For analog microphones, any digital recorder has to have an analog mike preamp followed by an A/D converter. A given pair of microphones in a given recording situation will produce a noise floor and a peak output voltage; both will vary according to the sensitivity and noise of the microphones, and the loudest and softest sounds that occur. There's a huge amount of variation among those things--no one preset gain for a mike preamp can possibly cover all situations optimally. If that gain is too low, the input noise of the preamp may exceed the noise contained in the signal from the microphones; if it's too high, overload can occur in the preamp and/or the A/D. The fact that the A/D's output is then translated into a 32-bit data format has NO EFFECT on that situation, since it comes into play only once the numeric sample values come out of the A/D converter.
What's required, ironically, is proper gain staging--the thing that the ads say is guaranteed to be "perfect" because of the 32-bit data format, but in fact isn't guaranteed at all.

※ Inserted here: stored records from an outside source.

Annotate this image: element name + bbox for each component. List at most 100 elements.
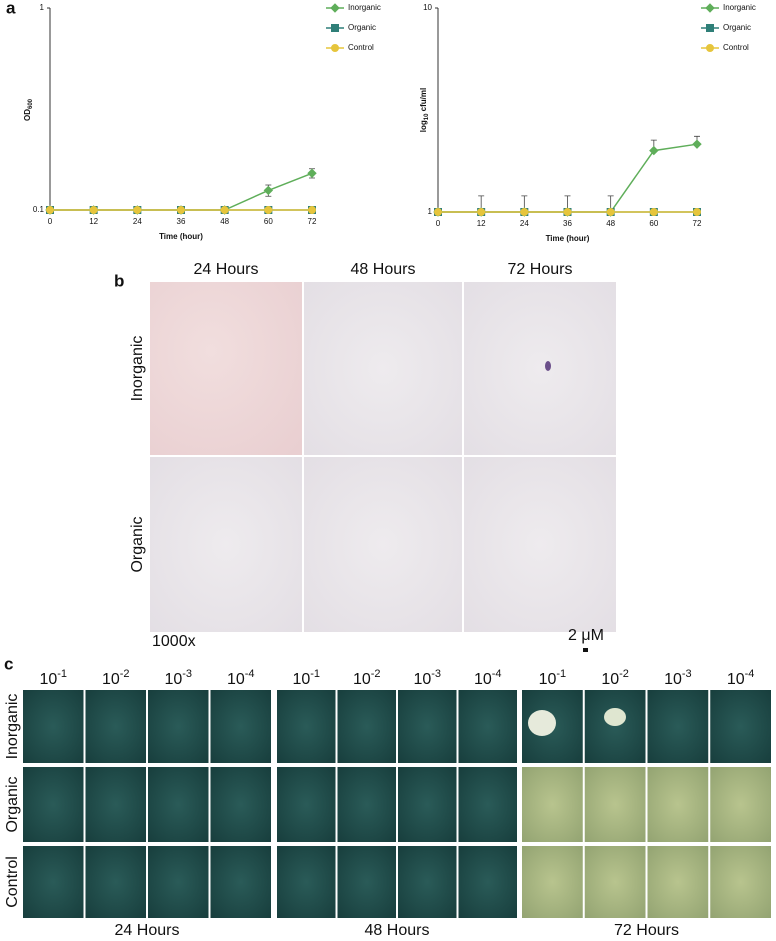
x-tick-label: 12 <box>477 219 486 228</box>
dilution-label: 10-1 <box>292 668 320 688</box>
dilution-label: 10-2 <box>102 668 130 688</box>
colony <box>528 710 556 736</box>
y-axis-label: log10 cfu/ml <box>419 88 429 132</box>
panel-label: a <box>6 0 16 17</box>
plate-image <box>710 690 771 763</box>
row-label: Organic <box>129 516 146 572</box>
y-tick-label: 0.1 <box>33 205 45 214</box>
y-tick-label: 1 <box>40 3 45 12</box>
plate-image <box>337 846 396 918</box>
cell <box>545 361 551 371</box>
point <box>133 206 142 214</box>
plate-image <box>23 767 84 842</box>
y-axis-label-part: log <box>419 120 428 132</box>
x-tick-label: 0 <box>48 217 53 226</box>
plate-image <box>710 767 771 842</box>
dilution-label: 10-3 <box>413 668 441 688</box>
dilution-label: 10-4 <box>227 668 255 688</box>
plate-image <box>647 846 709 918</box>
point <box>649 145 659 156</box>
micrograph <box>304 457 462 632</box>
dilution-base: 10 <box>664 671 682 688</box>
dilution-exponent: -3 <box>431 668 441 680</box>
x-tick-label: 24 <box>133 217 142 226</box>
plate-image <box>522 846 583 918</box>
legend-marker <box>330 3 340 13</box>
scale-bar <box>583 648 588 652</box>
legend-label: Inorganic <box>723 3 756 12</box>
group-label: 72 Hours <box>614 922 679 939</box>
colony <box>604 708 626 726</box>
series-line <box>50 172 313 211</box>
x-tick-label: 0 <box>436 219 441 228</box>
plate-image <box>23 846 84 918</box>
dilution-exponent: -2 <box>120 668 130 680</box>
legend-marker <box>706 24 714 32</box>
dilution-exponent: -1 <box>57 668 67 680</box>
group-label: 48 Hours <box>365 922 430 939</box>
legend-marker <box>331 44 339 52</box>
point <box>520 208 529 216</box>
dilution-exponent: -2 <box>371 668 381 680</box>
row-label: Inorganic <box>129 336 146 402</box>
plate-image <box>337 690 396 763</box>
plate-image <box>210 767 271 842</box>
micrograph <box>150 282 302 455</box>
dilution-label: 10-1 <box>539 668 567 688</box>
dilution-label: 10-2 <box>353 668 381 688</box>
legend-label: Inorganic <box>348 3 381 12</box>
dilution-exponent: -4 <box>492 668 502 680</box>
micrograph <box>150 457 302 632</box>
plate-image <box>23 690 84 763</box>
plate-image <box>398 767 457 842</box>
point <box>89 206 98 214</box>
legend-label: Control <box>723 43 749 52</box>
plate-image <box>458 846 517 918</box>
plate-image <box>647 767 709 842</box>
plate-image <box>148 690 209 763</box>
point <box>46 206 54 214</box>
x-tick-label: 12 <box>89 217 98 226</box>
dilution-base: 10 <box>413 671 431 688</box>
dilution-base: 10 <box>601 671 619 688</box>
x-tick-label: 48 <box>606 219 615 228</box>
dilution-base: 10 <box>727 671 745 688</box>
dilution-exponent: -4 <box>745 668 755 680</box>
column-header: 48 Hours <box>351 261 416 278</box>
dilution-base: 10 <box>227 671 245 688</box>
dilution-base: 10 <box>474 671 492 688</box>
dilution-base: 10 <box>292 671 310 688</box>
legend-label: Control <box>348 43 374 52</box>
x-tick-label: 72 <box>308 217 317 226</box>
y-axis-label-part: OD <box>23 109 32 121</box>
x-tick-label: 24 <box>520 219 529 228</box>
y-axis-label-part: 10 <box>424 113 430 120</box>
point <box>177 206 185 214</box>
dilution-label: 10-2 <box>601 668 629 688</box>
legend-label: Organic <box>723 23 751 32</box>
y-axis-label-part: 600 <box>28 98 34 109</box>
point <box>606 208 615 216</box>
x-tick-label: 48 <box>220 217 229 226</box>
plate-image <box>148 767 209 842</box>
dilution-base: 10 <box>102 671 120 688</box>
plate-image <box>277 690 336 763</box>
y-tick-label: 1 <box>428 207 433 216</box>
dilution-base: 10 <box>164 671 182 688</box>
x-tick-label: 72 <box>693 219 702 228</box>
dilution-base: 10 <box>39 671 57 688</box>
plate-image <box>710 846 771 918</box>
point <box>434 208 442 216</box>
dilution-label: 10-1 <box>39 668 67 688</box>
column-header: 72 Hours <box>508 261 573 278</box>
x-tick-label: 36 <box>563 219 572 228</box>
y-axis-label-part: cfu/ml <box>419 88 428 114</box>
point <box>263 185 274 196</box>
plate-image <box>398 846 457 918</box>
point <box>649 208 658 216</box>
plate-image <box>277 767 336 842</box>
dilution-exponent: -3 <box>182 668 192 680</box>
dilution-base: 10 <box>539 671 557 688</box>
panel-label: c <box>4 654 13 673</box>
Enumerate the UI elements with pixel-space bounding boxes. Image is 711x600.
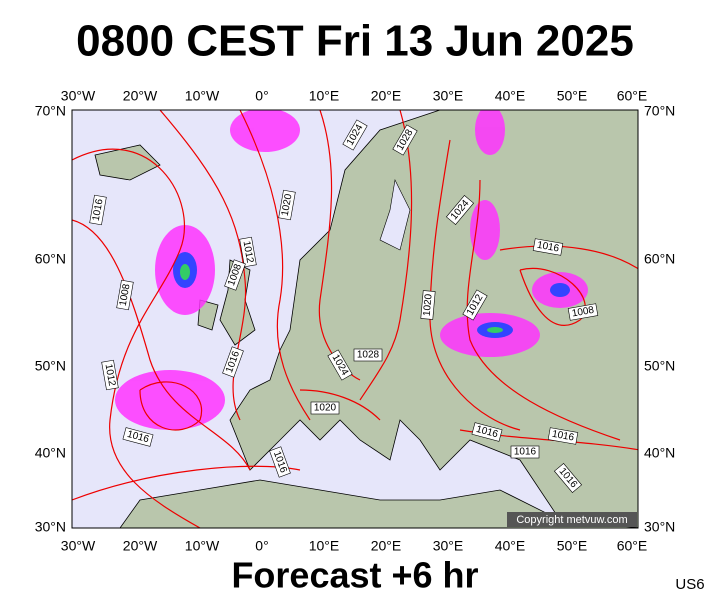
longitude-label: 0°: [255, 88, 268, 104]
isobar-label-box: [116, 279, 134, 311]
isobar-label-box: [327, 349, 353, 381]
isobar-label-box: [510, 445, 540, 459]
isobar-label-box: [420, 290, 436, 320]
latitude-label: 60°N: [35, 251, 66, 267]
isobar-label-text: 1020: [422, 293, 435, 317]
isobar-label: 1008: [567, 303, 599, 321]
isobar-label-box: [342, 119, 368, 151]
isobar-label: 1020: [420, 290, 436, 320]
isobar-label-box: [547, 427, 579, 445]
isobar-label-box: [353, 348, 383, 362]
isobar-label: 1028: [353, 348, 383, 362]
copyright: Copyright metvuw.com: [516, 514, 627, 526]
isobar-label: 1008: [116, 279, 134, 311]
isobar-label-box: [310, 401, 340, 415]
latitude-label: 70°N: [644, 103, 675, 119]
isobar-label-box: [101, 359, 119, 391]
title: 0800 CEST Fri 13 Jun 2025: [76, 17, 634, 66]
isobar-label-box: [122, 427, 154, 447]
isobar-label: 1020: [310, 401, 340, 415]
isobar-label: 1016: [122, 427, 154, 447]
isobar-label-text: 1016: [536, 240, 560, 255]
latitude-label: 70°N: [35, 103, 66, 119]
latitude-label: 60°N: [644, 251, 675, 267]
isobar-label-text: 1020: [280, 193, 295, 217]
longitude-label: 30°E: [433, 538, 464, 554]
longitude-label: 0°: [255, 538, 268, 554]
isobar-label: 1016: [471, 422, 503, 442]
isobar-label: 1016: [510, 445, 540, 459]
latitude-label: 40°N: [644, 445, 675, 461]
isobar-label-box: [392, 124, 418, 156]
latitude-label: 50°N: [35, 358, 66, 374]
isobar-label-box: [553, 462, 583, 494]
longitude-label: 10°W: [185, 88, 220, 104]
longitude-label: 20°W: [123, 538, 158, 554]
isobar-label-box: [269, 446, 291, 478]
isobar-label-box: [445, 194, 475, 226]
longitude-label: 20°E: [371, 88, 402, 104]
latitude-label: 30°N: [35, 519, 66, 535]
latitude-label: 50°N: [644, 358, 675, 374]
isobar-label-box: [239, 236, 257, 268]
map-area: [72, 110, 638, 528]
longitude-label: 40°E: [495, 538, 526, 554]
longitude-label: 50°E: [557, 88, 588, 104]
map-frame: [71, 109, 639, 529]
isobar-label-box: [222, 346, 244, 378]
isobar-label-text: 1016: [551, 429, 575, 444]
isobar-label-text: 1016: [91, 198, 106, 222]
isobar-label: 1012: [101, 359, 119, 391]
isobar-label-box: [89, 194, 107, 226]
isobar-label-box: [278, 189, 296, 221]
model-code: US6: [675, 576, 704, 593]
longitude-label: 10°E: [309, 88, 340, 104]
longitude-label: 60°E: [617, 88, 648, 104]
isobar-label: 1016: [547, 427, 579, 445]
isobar-label-box: [462, 289, 488, 321]
longitude-label: 30°E: [433, 88, 464, 104]
isobar-label: 1012: [239, 236, 257, 268]
isobar-label-text: 1016: [514, 447, 537, 458]
isobar-label-box: [532, 238, 564, 256]
longitude-label: 20°E: [371, 538, 402, 554]
isobar-label: 1016: [89, 194, 107, 226]
isobar-label-box: [224, 259, 246, 291]
isobar-label: 1016: [532, 238, 564, 256]
isobar-label-text: 1012: [103, 363, 118, 387]
longitude-label: 30°W: [61, 88, 96, 104]
longitude-label: 60°E: [617, 538, 648, 554]
longitude-label: 10°W: [185, 538, 220, 554]
isobar-label-text: 1020: [314, 403, 337, 414]
latitude-label: 40°N: [35, 445, 66, 461]
longitude-label: 10°E: [309, 538, 340, 554]
forecast-label: Forecast +6 hr: [231, 555, 478, 596]
isobar-label-box: [471, 422, 503, 442]
isobar-label-text: 1012: [241, 240, 256, 264]
isobar-label-text: 1008: [118, 283, 133, 307]
longitude-label: 30°W: [61, 538, 96, 554]
isobar-label-text: 1028: [357, 350, 380, 361]
isobar-label-text: 1008: [571, 305, 595, 320]
copyright-box: [507, 512, 637, 527]
longitude-label: 50°E: [557, 538, 588, 554]
longitude-label: 40°E: [495, 88, 526, 104]
isobar-label: 1020: [278, 189, 296, 221]
longitude-label: 20°W: [123, 88, 158, 104]
isobar-label-box: [567, 303, 599, 321]
latitude-label: 30°N: [644, 519, 675, 535]
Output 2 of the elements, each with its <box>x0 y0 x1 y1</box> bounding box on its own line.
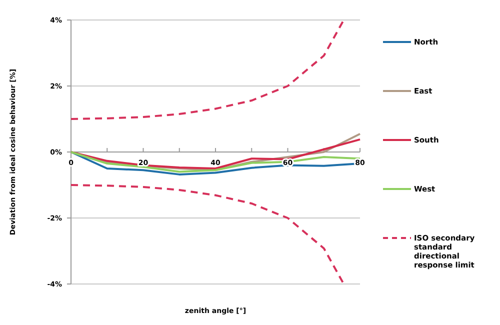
line-series <box>70 19 345 120</box>
line-series <box>70 184 345 285</box>
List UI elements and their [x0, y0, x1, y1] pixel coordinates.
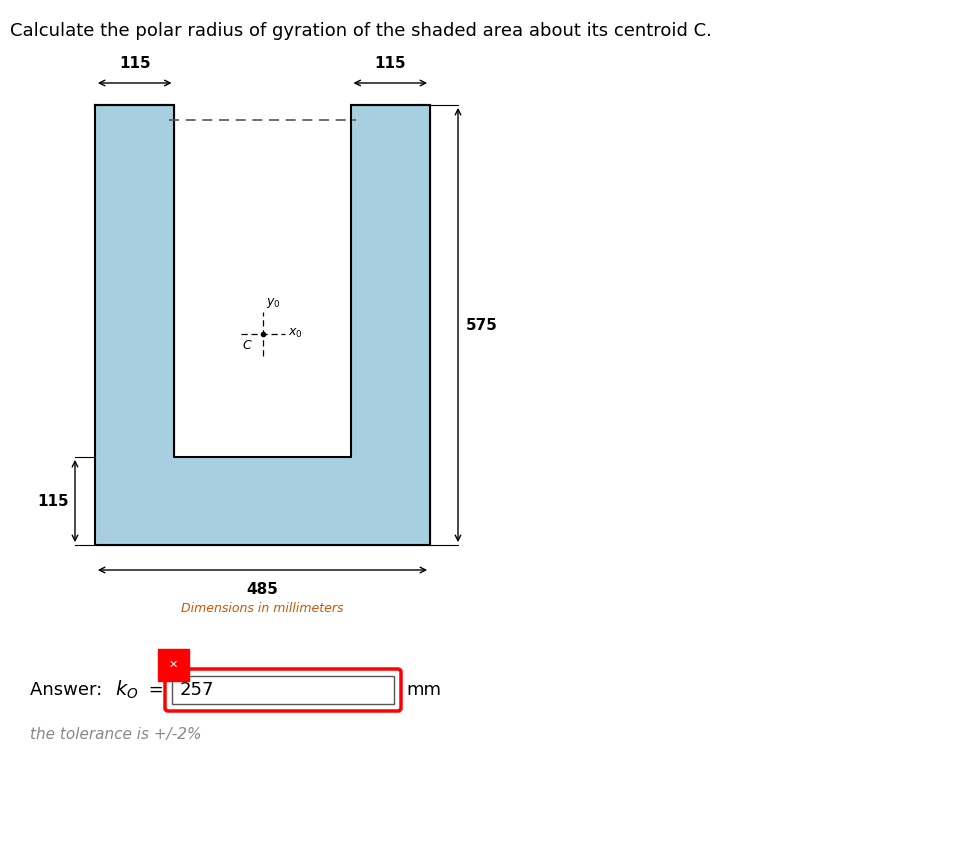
Text: mm: mm	[406, 681, 441, 699]
Polygon shape	[95, 105, 430, 545]
Text: $y_0$: $y_0$	[266, 296, 281, 310]
Text: Answer:: Answer:	[30, 681, 108, 699]
Text: 115: 115	[119, 56, 150, 71]
Text: ✕: ✕	[169, 660, 179, 670]
FancyBboxPatch shape	[165, 669, 401, 711]
Text: 257: 257	[180, 681, 215, 699]
Text: Dimensions in millimeters: Dimensions in millimeters	[182, 602, 344, 615]
Text: the tolerance is +/-2%: the tolerance is +/-2%	[30, 728, 201, 742]
Text: $x_0$: $x_0$	[289, 327, 304, 340]
Text: 575: 575	[466, 318, 498, 332]
Text: $k_O$: $k_O$	[115, 679, 139, 701]
Text: 485: 485	[247, 582, 278, 597]
Bar	[172, 676, 394, 704]
Text: =: =	[143, 681, 170, 699]
Text: 115: 115	[37, 493, 69, 509]
Text: C: C	[242, 339, 251, 352]
Text: 115: 115	[375, 56, 406, 71]
Text: Calculate the polar radius of gyration of the shaded area about its centroid C.: Calculate the polar radius of gyration o…	[10, 22, 712, 40]
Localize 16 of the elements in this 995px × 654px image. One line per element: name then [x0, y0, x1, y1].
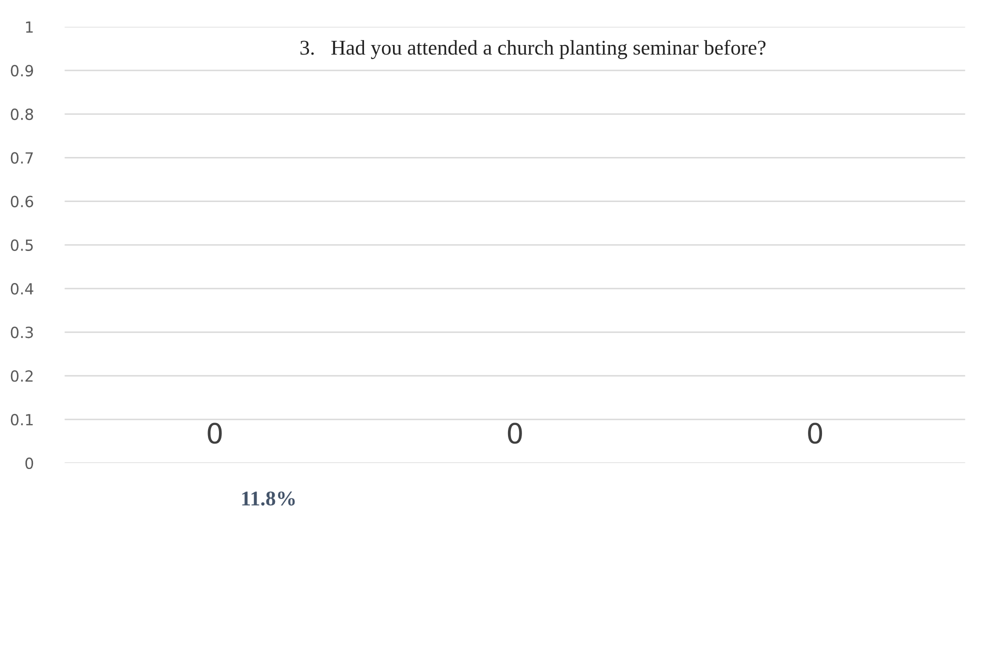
text: 11.8%: [242, 491, 295, 506]
y-tick-label: 0: [25, 457, 34, 470]
y-tick-label: 0.7: [10, 152, 33, 164]
y-tick-label: 1: [26, 21, 33, 33]
y-tick-label: 0.3: [10, 326, 33, 338]
y-tick-label: 0.1: [10, 414, 33, 426]
data-label: 0: [808, 422, 822, 444]
data-label: 0: [508, 422, 522, 444]
y-tick-label: 0.9: [10, 64, 34, 76]
y-tick-label: 0.8: [10, 108, 34, 120]
data-label: 0: [208, 422, 222, 444]
y-tick-label: 0.4: [10, 283, 34, 295]
y-tick-label: 0.5: [10, 239, 33, 251]
y-tick-label: 0.2: [10, 370, 33, 382]
y-tick-label: 0.6: [10, 196, 34, 208]
text: 3. Had you attended a church planting seminar before?: [300, 40, 766, 60]
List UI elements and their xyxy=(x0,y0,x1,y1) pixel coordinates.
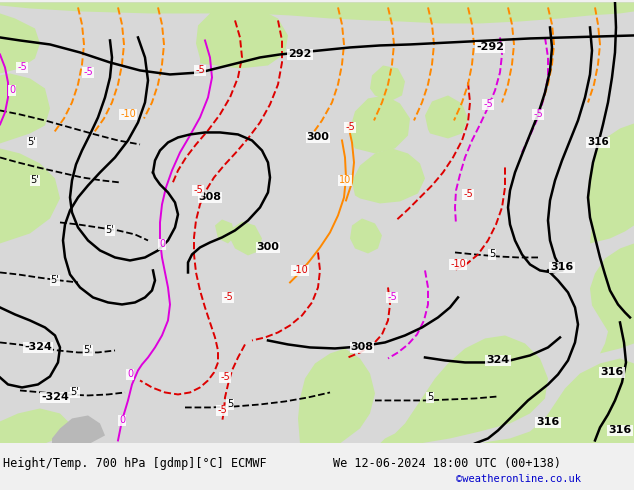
Text: -5: -5 xyxy=(463,190,473,199)
Text: 5': 5' xyxy=(51,275,60,286)
Text: -5: -5 xyxy=(83,68,93,77)
Text: -5: -5 xyxy=(17,62,27,73)
Text: -324: -324 xyxy=(24,343,52,352)
Text: 316: 316 xyxy=(536,417,560,427)
Text: 10: 10 xyxy=(339,175,351,185)
Text: 316: 316 xyxy=(587,138,609,147)
Polygon shape xyxy=(480,359,634,443)
Text: -5: -5 xyxy=(220,372,230,383)
Polygon shape xyxy=(230,221,262,255)
Polygon shape xyxy=(215,220,235,244)
Polygon shape xyxy=(560,418,634,443)
Polygon shape xyxy=(0,2,634,443)
Text: 5': 5' xyxy=(28,138,36,147)
Polygon shape xyxy=(590,244,634,353)
Polygon shape xyxy=(196,5,288,69)
Text: -10: -10 xyxy=(120,109,136,120)
Text: -10: -10 xyxy=(292,266,308,275)
Text: 300: 300 xyxy=(307,132,330,143)
Polygon shape xyxy=(588,123,634,244)
Text: -5: -5 xyxy=(195,66,205,75)
Polygon shape xyxy=(298,348,375,443)
Polygon shape xyxy=(425,96,468,139)
Text: 5': 5' xyxy=(70,388,79,397)
Polygon shape xyxy=(380,336,548,443)
Polygon shape xyxy=(370,66,405,101)
Text: 300: 300 xyxy=(257,243,280,252)
Text: -5: -5 xyxy=(223,293,233,302)
Text: 0: 0 xyxy=(127,369,133,379)
Polygon shape xyxy=(350,219,382,253)
Polygon shape xyxy=(350,96,410,153)
Text: -5: -5 xyxy=(193,185,203,196)
Text: -10: -10 xyxy=(450,259,466,270)
Text: -5: -5 xyxy=(217,405,227,416)
Polygon shape xyxy=(52,416,105,443)
Polygon shape xyxy=(0,409,70,443)
Text: -5: -5 xyxy=(533,109,543,120)
Text: -292: -292 xyxy=(476,43,504,52)
Text: 316: 316 xyxy=(609,425,631,436)
Text: Height/Temp. 700 hPa [gdmp][°C] ECMWF: Height/Temp. 700 hPa [gdmp][°C] ECMWF xyxy=(3,457,267,469)
Text: 0: 0 xyxy=(9,85,15,96)
Text: -5: -5 xyxy=(345,122,355,132)
Text: 5: 5 xyxy=(427,392,433,402)
Text: We 12-06-2024 18:00 UTC (00+138): We 12-06-2024 18:00 UTC (00+138) xyxy=(333,457,561,469)
Text: 0: 0 xyxy=(159,240,165,249)
Text: 292: 292 xyxy=(288,49,312,59)
Text: 308: 308 xyxy=(198,193,221,202)
Text: ©weatheronline.co.uk: ©weatheronline.co.uk xyxy=(456,474,581,484)
Text: 5': 5' xyxy=(84,345,93,355)
Polygon shape xyxy=(352,148,425,203)
Text: -5: -5 xyxy=(483,99,493,109)
Text: 5: 5 xyxy=(489,249,495,259)
Polygon shape xyxy=(0,2,634,24)
Polygon shape xyxy=(0,13,40,74)
Text: 324: 324 xyxy=(486,355,510,366)
Polygon shape xyxy=(0,148,60,244)
Text: 5': 5' xyxy=(106,225,114,236)
Text: 316: 316 xyxy=(550,263,574,272)
Text: 316: 316 xyxy=(600,368,624,377)
Text: 5: 5 xyxy=(227,399,233,410)
Text: -5: -5 xyxy=(387,293,397,302)
Text: 5': 5' xyxy=(30,175,39,185)
Text: 0: 0 xyxy=(119,416,125,425)
Polygon shape xyxy=(0,74,50,144)
Text: 308: 308 xyxy=(351,343,373,352)
Text: -324: -324 xyxy=(41,392,69,402)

[Edited later to add: The lack of a "pass-through" feature in the U.S. version of this product means that once you start recording, you can't hear anything through the headphone jack. It reminds me of two-head versus three-head analog tape recorders, except that this is like zero-head; the meters move, but you don't know what you're getting. I don't know whether that cutoff occurs in pause mode or not. If it does, then I'm no longer interested in this recorder at all, since to set up for recording you'd have to record a test, then play it back separately; there'd be no adjusting the microphone position while listening in real time.]